Two photographs carried in the front page of this newspaper's Thursday issue present us with a dichotomy with regard to police action that is too starkly one-sided to be made a short shrift of. While one picture shows the police overlooking a Bangladesh Chhatra League (BCL) activist loading his firearm on Rajshahi campus, the other picture shows them assaulting activists of Progatisheel Chhatra Jote on Wednesday who brought out a peaceful procession.
And this is not the first time we have seen police blatantly taking sides with one political party and using force on other political parties, preventing them exercising their lawful political rights. The police high-handedness towards opposition party activists during the BNP's March 12 rally is still fresh in anybody's memory. The impression is that police act as directed.

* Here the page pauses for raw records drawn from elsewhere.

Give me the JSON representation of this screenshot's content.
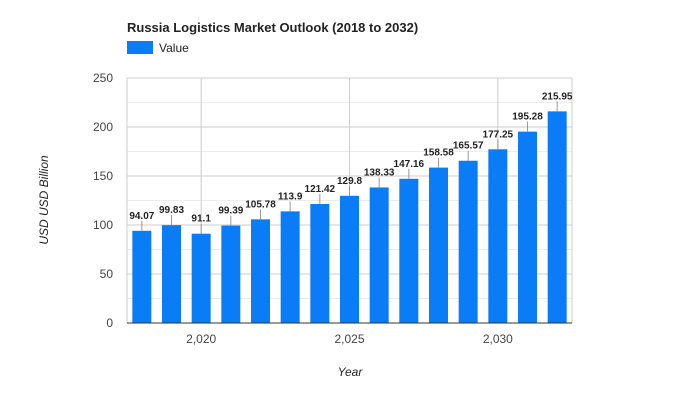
{
  "chart_data": {
    "type": "bar",
    "title": "Russia Logistics Market Outlook (2018 to 2032)",
    "xlabel": "Year",
    "ylabel": "USD USD Billion",
    "x": [
      2018,
      2019,
      2020,
      2021,
      2022,
      2023,
      2024,
      2025,
      2026,
      2027,
      2028,
      2029,
      2030,
      2031,
      2032
    ],
    "series": [
      {
        "name": "Value",
        "values": [
          94.07,
          99.83,
          91.1,
          99.39,
          105.78,
          113.9,
          121.42,
          129.8,
          138.33,
          147.16,
          158.58,
          165.57,
          177.25,
          195.28,
          215.95
        ],
        "labels": [
          "94.07",
          "99.83",
          "91.1",
          "99.39",
          "105.78",
          "113.9",
          "121.42",
          "129.8",
          "138.33",
          "147.16",
          "158.58",
          "165.57",
          "177.25",
          "195.28",
          "215.95"
        ]
      }
    ],
    "ylim": [
      0,
      250
    ],
    "yticks": [
      0,
      50,
      100,
      150,
      200,
      250
    ],
    "ytick_labels": [
      "0",
      "50",
      "100",
      "150",
      "200",
      "250"
    ],
    "xticks": [
      2020,
      2025,
      2030
    ],
    "xtick_labels": [
      "2,020",
      "2,025",
      "2,030"
    ],
    "grid": true,
    "legend_position": "top-left",
    "colors": {
      "bar": "#0a7cf5",
      "grid": "#dddddd",
      "label_leader": "#999999"
    }
  }
}
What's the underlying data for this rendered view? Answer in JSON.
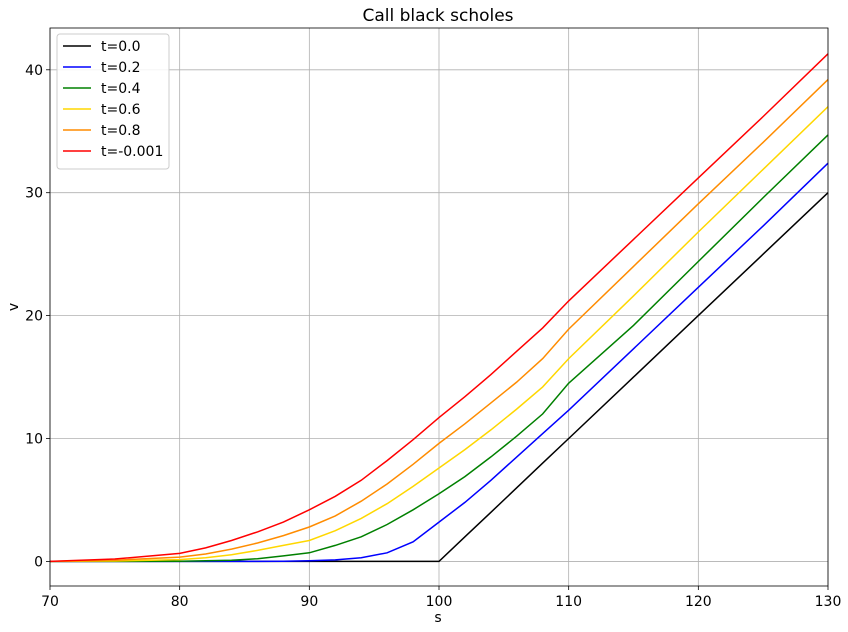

The direction must come from the top authorities for the police to act even-handedly, impartially and professionally. Institutions of the state exist to serve the ends of the state by protecting the citizens and caring for their right to dissent and free expression of opinion. However, over the years we have seen successive governments using the police force and other law enforcing agencies merely as their party tool.
Consequently, the lines between the party and the government, and the government and the state have been virtually obliterated. This is neither good for governance nor for rule of law. Above all, it is anachronistic to the fundamental principles of a functioning democracy.
Such manipulation of the police force can do nothing more than harm the government's credibility. When will the governments change their attitude?